In Christianity, all people are born with “original sin,” or the stain of Adam and Eve’s disobedience. Milton alludes to this idea in “Areopagitica” when he states that men are not born innocent, but rather must work to purify themselves. However, original sin isn’t the end of the story. For Christians, Christ’s death wins forgiveness of original sin, redeeming Adam and Eve’s mistake, and guaranteeing virtuous people eternal life in heaven. Hence the “happy fall”—ultimately, Adam and Eve’s “fall” from grace led to the happiness of Christ’s resurrection and salvation.

Milton’s most famous work, the epic Paradise Lost, tells the story of Adam and Eve’s fall from grace.
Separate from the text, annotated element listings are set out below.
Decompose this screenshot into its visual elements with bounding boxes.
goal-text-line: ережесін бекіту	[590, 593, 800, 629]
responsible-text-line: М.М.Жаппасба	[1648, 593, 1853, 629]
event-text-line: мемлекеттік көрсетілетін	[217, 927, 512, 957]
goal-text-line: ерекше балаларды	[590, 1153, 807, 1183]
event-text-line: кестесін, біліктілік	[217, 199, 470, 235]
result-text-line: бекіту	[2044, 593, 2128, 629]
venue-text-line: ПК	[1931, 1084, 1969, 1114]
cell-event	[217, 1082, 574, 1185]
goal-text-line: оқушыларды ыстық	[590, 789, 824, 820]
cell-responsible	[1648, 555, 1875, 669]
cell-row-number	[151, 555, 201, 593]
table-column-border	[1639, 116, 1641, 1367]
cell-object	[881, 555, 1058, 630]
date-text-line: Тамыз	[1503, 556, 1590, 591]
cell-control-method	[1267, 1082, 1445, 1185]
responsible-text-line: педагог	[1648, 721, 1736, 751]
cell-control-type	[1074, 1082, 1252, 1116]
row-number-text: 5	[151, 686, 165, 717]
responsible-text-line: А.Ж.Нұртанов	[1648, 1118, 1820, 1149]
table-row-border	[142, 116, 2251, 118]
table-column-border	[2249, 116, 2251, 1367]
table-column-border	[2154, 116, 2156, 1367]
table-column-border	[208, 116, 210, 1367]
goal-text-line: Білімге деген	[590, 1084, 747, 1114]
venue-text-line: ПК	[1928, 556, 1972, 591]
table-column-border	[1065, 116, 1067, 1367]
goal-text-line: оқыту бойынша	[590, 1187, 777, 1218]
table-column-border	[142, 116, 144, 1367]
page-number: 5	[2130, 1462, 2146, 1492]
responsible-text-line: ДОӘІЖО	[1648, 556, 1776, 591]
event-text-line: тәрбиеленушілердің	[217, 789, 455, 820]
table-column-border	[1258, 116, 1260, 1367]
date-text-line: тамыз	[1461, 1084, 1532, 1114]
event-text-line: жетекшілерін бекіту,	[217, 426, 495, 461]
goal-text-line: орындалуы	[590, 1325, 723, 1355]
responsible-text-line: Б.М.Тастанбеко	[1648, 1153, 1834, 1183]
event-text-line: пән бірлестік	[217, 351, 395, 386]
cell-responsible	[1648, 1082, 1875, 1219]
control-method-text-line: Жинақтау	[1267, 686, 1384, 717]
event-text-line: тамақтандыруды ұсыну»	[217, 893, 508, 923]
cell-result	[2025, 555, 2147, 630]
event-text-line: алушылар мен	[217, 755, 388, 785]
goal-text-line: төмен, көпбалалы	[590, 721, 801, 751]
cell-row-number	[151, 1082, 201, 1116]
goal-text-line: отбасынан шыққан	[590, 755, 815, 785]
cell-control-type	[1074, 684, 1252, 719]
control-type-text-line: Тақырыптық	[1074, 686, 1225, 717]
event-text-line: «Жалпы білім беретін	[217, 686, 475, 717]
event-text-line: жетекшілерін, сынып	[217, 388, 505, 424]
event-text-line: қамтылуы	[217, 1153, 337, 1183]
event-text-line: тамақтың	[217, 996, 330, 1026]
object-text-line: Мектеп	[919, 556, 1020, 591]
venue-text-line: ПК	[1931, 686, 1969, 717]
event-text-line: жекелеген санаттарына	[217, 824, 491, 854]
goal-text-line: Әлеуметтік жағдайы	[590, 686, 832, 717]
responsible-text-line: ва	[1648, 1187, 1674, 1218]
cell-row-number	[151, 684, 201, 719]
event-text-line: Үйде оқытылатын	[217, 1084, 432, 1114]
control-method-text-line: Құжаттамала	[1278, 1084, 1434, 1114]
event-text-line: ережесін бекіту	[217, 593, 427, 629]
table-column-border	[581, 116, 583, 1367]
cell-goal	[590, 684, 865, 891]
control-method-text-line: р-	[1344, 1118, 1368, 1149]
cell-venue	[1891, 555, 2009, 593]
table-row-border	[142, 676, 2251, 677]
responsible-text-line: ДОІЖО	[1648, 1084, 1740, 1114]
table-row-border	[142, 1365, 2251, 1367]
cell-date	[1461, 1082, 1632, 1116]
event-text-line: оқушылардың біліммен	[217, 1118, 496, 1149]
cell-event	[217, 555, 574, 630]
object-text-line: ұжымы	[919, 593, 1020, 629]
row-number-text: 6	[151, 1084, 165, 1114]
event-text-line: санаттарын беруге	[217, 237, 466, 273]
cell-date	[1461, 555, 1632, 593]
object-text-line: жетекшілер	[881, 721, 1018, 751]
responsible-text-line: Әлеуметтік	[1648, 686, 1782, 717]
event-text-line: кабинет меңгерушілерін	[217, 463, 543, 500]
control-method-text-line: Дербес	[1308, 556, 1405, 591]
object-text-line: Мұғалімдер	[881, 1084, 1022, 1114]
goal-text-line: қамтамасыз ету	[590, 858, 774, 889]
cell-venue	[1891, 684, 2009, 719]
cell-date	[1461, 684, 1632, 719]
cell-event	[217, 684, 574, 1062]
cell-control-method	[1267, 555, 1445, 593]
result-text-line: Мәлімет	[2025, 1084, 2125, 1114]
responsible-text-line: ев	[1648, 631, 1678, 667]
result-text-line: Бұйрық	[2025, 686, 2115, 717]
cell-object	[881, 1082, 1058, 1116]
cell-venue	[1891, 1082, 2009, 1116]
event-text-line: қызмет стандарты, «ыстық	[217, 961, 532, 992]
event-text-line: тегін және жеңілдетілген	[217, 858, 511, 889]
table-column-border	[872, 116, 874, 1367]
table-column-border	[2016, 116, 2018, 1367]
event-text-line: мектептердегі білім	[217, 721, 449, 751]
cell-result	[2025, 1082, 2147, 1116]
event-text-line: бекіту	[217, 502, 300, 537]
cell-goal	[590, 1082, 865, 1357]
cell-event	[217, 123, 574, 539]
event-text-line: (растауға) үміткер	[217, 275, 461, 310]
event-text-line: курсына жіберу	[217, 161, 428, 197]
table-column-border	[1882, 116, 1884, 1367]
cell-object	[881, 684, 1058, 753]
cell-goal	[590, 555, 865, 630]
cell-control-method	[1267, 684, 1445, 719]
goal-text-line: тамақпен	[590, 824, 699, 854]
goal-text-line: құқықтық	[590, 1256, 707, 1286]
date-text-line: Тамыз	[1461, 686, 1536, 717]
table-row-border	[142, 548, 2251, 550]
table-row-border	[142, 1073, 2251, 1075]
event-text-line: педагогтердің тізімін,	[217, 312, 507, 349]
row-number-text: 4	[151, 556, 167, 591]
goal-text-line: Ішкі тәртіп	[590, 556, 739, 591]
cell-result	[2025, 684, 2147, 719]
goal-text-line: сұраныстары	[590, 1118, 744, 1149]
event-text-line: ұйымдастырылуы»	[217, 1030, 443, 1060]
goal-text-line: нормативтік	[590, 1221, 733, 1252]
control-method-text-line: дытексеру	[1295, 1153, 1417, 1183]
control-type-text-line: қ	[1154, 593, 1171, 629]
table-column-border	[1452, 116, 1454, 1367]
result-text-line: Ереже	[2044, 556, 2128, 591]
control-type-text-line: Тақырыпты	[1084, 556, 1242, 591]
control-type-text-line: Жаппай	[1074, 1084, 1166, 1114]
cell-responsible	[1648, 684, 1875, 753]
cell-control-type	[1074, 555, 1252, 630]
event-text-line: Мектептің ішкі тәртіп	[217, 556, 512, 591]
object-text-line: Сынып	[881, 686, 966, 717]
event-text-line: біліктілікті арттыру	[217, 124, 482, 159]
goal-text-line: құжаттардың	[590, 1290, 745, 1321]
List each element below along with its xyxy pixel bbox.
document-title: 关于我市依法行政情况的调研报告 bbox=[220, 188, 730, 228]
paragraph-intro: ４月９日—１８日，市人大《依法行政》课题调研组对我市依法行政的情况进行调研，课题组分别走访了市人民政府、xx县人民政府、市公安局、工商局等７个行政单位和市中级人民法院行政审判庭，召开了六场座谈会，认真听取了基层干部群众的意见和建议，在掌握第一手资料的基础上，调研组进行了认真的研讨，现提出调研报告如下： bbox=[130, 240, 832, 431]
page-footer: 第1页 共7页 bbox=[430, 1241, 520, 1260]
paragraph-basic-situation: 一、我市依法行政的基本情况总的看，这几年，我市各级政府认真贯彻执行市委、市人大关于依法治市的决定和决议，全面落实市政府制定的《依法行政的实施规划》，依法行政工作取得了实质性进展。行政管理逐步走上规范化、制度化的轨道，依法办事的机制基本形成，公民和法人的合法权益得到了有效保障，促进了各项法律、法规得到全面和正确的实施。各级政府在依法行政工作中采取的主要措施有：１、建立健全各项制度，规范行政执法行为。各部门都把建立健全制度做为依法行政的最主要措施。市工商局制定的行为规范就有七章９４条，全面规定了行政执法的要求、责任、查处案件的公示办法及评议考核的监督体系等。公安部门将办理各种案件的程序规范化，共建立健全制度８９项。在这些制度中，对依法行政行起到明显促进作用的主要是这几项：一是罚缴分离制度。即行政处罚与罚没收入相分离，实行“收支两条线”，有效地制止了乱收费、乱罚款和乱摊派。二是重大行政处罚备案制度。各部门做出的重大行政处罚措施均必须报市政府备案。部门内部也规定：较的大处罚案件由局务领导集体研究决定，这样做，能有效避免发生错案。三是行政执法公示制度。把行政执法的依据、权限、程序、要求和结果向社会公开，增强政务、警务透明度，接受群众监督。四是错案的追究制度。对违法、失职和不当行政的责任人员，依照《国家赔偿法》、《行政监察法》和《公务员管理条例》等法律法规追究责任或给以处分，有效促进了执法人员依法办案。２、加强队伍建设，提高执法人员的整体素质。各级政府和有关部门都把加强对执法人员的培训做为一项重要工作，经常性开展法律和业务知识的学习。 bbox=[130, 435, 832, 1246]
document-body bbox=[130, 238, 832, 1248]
The story is also clearly important to “Areopagitica,” especially in this second section. However, rather than focusing on life after death, here Milton is thinking about what the fall means for life in this world. In one of the most beautiful sentences in the essay, he writes, “it was from the rind of one apple tasted, that the knowledge of good and evil, as two twins cleaving together, leaped forth into the world.” By arguing that since the fall, good and evil are inextricably intertwined, Milton can defend evil books as containing some good.

He thus uses the idea of the fall to make a surprisingly optimistic point. Rather than focusing on good being polluted by evil, and hence seeing all books as corrupted, Milton argues that the entanglement of good and evil makes all reading valuable, because good might be found everywhere. He explicitly presents this reality as part of divine wisdom. He writes that when God gave Adam reason, “he gave him freedom to choose, for reason is but choosing…we ourselves esteem not of that obedience, or love, or gift, which is of force: God therefore left him free, set before him a provoking object…herein consisted his [Adam’s] merit.” Milton is casting a society with free speech as a society akin to paradise, because both give men the freedom to choose virtue. Conversely, he casts a society with strict censorship as fundamentally unnatural and counter to God’s plan.

That’s a pretty radical move. For centuries, mainstream Christians had either lamented the fallen state of the world, and urged people to look towards the afterlife rather than seeking to improve their worldly situation, or believed that the right government could build a paradise on earth. Milton instead looks the world’s imperfection in the face, and asks what laws would be best given that reality. Rather than the better of two evils, he presents that state of affairs as desirable. Being able to choose virtue makes virtue meaningful. A world with evil ideas is actually a world that most closely resembles God’s plan for how society should be organized.